SB 371, sponsored by the California Medical Association, was amended with the goal of creating a health information exchange (HIE) “network of networks” that aligns with federal guidelines and builds upon the existing HIE infrastructure. In addition, the bill would re-establish the deputy secretary of health information technology position and seeks to modernize California’s public health infrastructure. CHA moved to a support position and anticipates that this conversation will continue to evolve.

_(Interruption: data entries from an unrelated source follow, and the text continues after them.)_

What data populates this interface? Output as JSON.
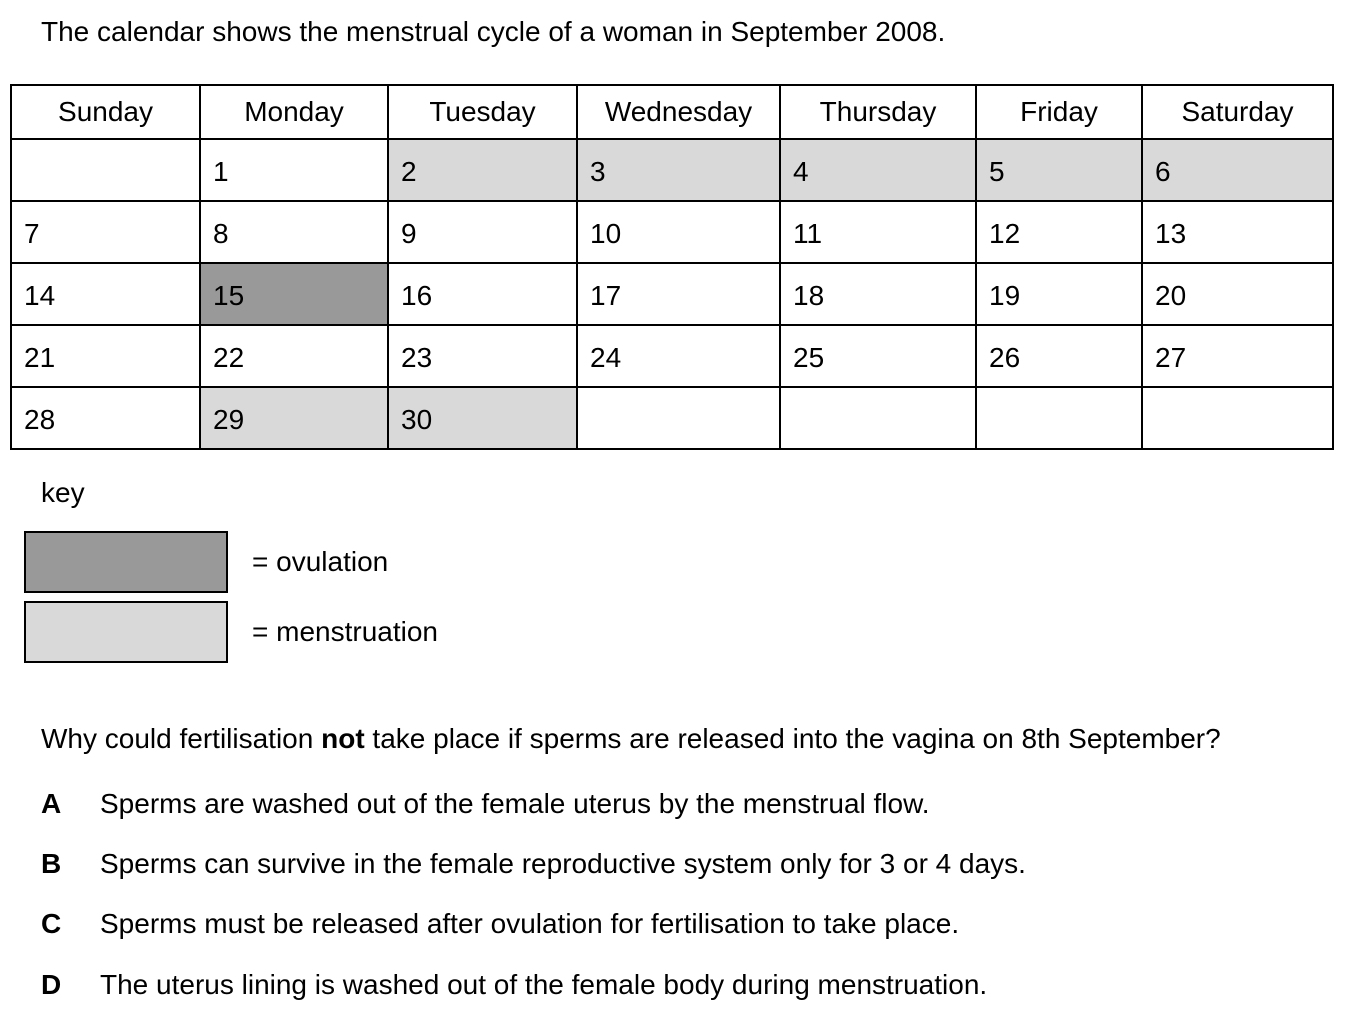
{
  "intro": "The calendar shows the menstrual cycle of a woman in September 2008.",
  "calendar": {
    "days": [
      "Sunday",
      "Monday",
      "Tuesday",
      "Wednesday",
      "Thursday",
      "Friday",
      "Saturday"
    ],
    "weeks": [
      [
        {
          "d": "",
          "s": ""
        },
        {
          "d": "1",
          "s": ""
        },
        {
          "d": "2",
          "s": "menstruation"
        },
        {
          "d": "3",
          "s": "menstruation"
        },
        {
          "d": "4",
          "s": "menstruation"
        },
        {
          "d": "5",
          "s": "menstruation"
        },
        {
          "d": "6",
          "s": "menstruation"
        }
      ],
      [
        {
          "d": "7",
          "s": ""
        },
        {
          "d": "8",
          "s": ""
        },
        {
          "d": "9",
          "s": ""
        },
        {
          "d": "10",
          "s": ""
        },
        {
          "d": "11",
          "s": ""
        },
        {
          "d": "12",
          "s": ""
        },
        {
          "d": "13",
          "s": ""
        }
      ],
      [
        {
          "d": "14",
          "s": ""
        },
        {
          "d": "15",
          "s": "ovulation"
        },
        {
          "d": "16",
          "s": ""
        },
        {
          "d": "17",
          "s": ""
        },
        {
          "d": "18",
          "s": ""
        },
        {
          "d": "19",
          "s": ""
        },
        {
          "d": "20",
          "s": ""
        }
      ],
      [
        {
          "d": "21",
          "s": ""
        },
        {
          "d": "22",
          "s": ""
        },
        {
          "d": "23",
          "s": ""
        },
        {
          "d": "24",
          "s": ""
        },
        {
          "d": "25",
          "s": ""
        },
        {
          "d": "26",
          "s": ""
        },
        {
          "d": "27",
          "s": ""
        }
      ],
      [
        {
          "d": "28",
          "s": ""
        },
        {
          "d": "29",
          "s": "menstruation"
        },
        {
          "d": "30",
          "s": "menstruation"
        },
        {
          "d": "",
          "s": ""
        },
        {
          "d": "",
          "s": ""
        },
        {
          "d": "",
          "s": ""
        },
        {
          "d": "",
          "s": ""
        }
      ]
    ]
  },
  "key": {
    "label": "key",
    "ovulation": "= ovulation",
    "menstruation": "= menstruation",
    "colors": {
      "ovulation": "#999999",
      "menstruation": "#d9d9d9"
    }
  },
  "question": {
    "before": "Why could fertilisation ",
    "emphasis": "not",
    "after": " take place if sperms are released into the vagina on 8th September?"
  },
  "options": [
    {
      "letter": "A",
      "text": "Sperms are washed out of the female uterus by the menstrual flow."
    },
    {
      "letter": "B",
      "text": "Sperms can survive in the female reproductive system only for 3 or 4 days."
    },
    {
      "letter": "C",
      "text": "Sperms must be released after ovulation for fertilisation to take place."
    },
    {
      "letter": "D",
      "text": "The uterus lining is washed out of the female body during menstruation."
    }
  ]
}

Placed on Assembly Suspense file April 28

AB 1131 (Wood, D-Santa Rosa)

Oppose Unless Amended

AB 1131 would establish a statewide health information exchange network governing board of five members to be appointed by the governor and Legislature. This board would convene a health technology advisory committee of 11-14 members, and would issue a request for proposal to select a company to operate the statewide health information network (HIN). The HIN would have the ability to aggregate data from multiple provider and payer sources; support the electronic exchange of health information among providers and payers; and analyze data and produce reports on health care costs, access, equity, and quality. Hospitals, skilled-nursing facilities, and physician practices with more than 10 physicians would be required to share information with the HIN if they use certified electronic health record technology. Labs and payers would also be required to share information with the HIN, regardless of the technology they use.

Pending

To be heard in Senate Appropriations Committee May 17

SB 642 (Kamlager, D-Los Angeles)

Oppose

SB 642 would prohibit health facilities from requiring a doctor to comply with policies or criteria, which are not explicitly ratified or promulgated by the medical staff, that directly or indirectly prohibit or restrict the doctor from providing a particular medical treatment or service that falls within the scope of the doctor’s privileges. For nonprofit transactions subject to Attorney General review, this bill would also add to the factors that may be considered by the Attorney General in determining whether to consent to the transaction and whether it would create a reduction or limitation in the availability of the full range of health care services, including reproductive and end-of-life care, to any group of individuals based on their membership in a protected class.

Pending

Placed on Assembly Suspense file May 5

AB 1422 (Gabriel, D-Woodland Hills)

Oppose Unless Amended

AB 1422 would authorize the California Department of Public Health (CDPH) to grant a hospital’s program flexibility request relating to nurse-to-patient ratios, but only after CDPH completes a process that includes, among other things, a 40-day public comment period. Hospitals would be required to submit to CDPH, and make publicly available, supporting evidence that includes documentation establishing the need for program flexibility and that the proposed alternative will not compromise patient care.

Pending

Placed on Assembly Suspense file May 12

AB 32 (Aguiar-Curry, D-Winters)

Support

AB 32 would ensure that federally qualified health centers and rural health clinics are reimbursed for telehealth and telephonic care that is clinically appropriate and necessary. This measure will continue to drive health care innovation in California and help guarantee there is no gap in access to telephone visits between the termination of the public health emergency and the implementation of an alternative payment model in the coming years.

Pending

Placed on Senate Suspense file April 20

SB 213 (Cortese, D-Silicon Valley)

Oppose as Amended

SB 213 would define “injury” for a hospital employee who provides direct patient care in an acute care hospital to include infectious diseases, cancer, musculoskeletal injuries, post-traumatic stress disorder, respiratory diseases, and now COVID-19. The bill would also create rebuttable presumptions that these injuries that develop or manifest in hospital employees arose out of and in the course of employment and would extend the presumptions for specified time periods after the hospital employee’s termination of employment.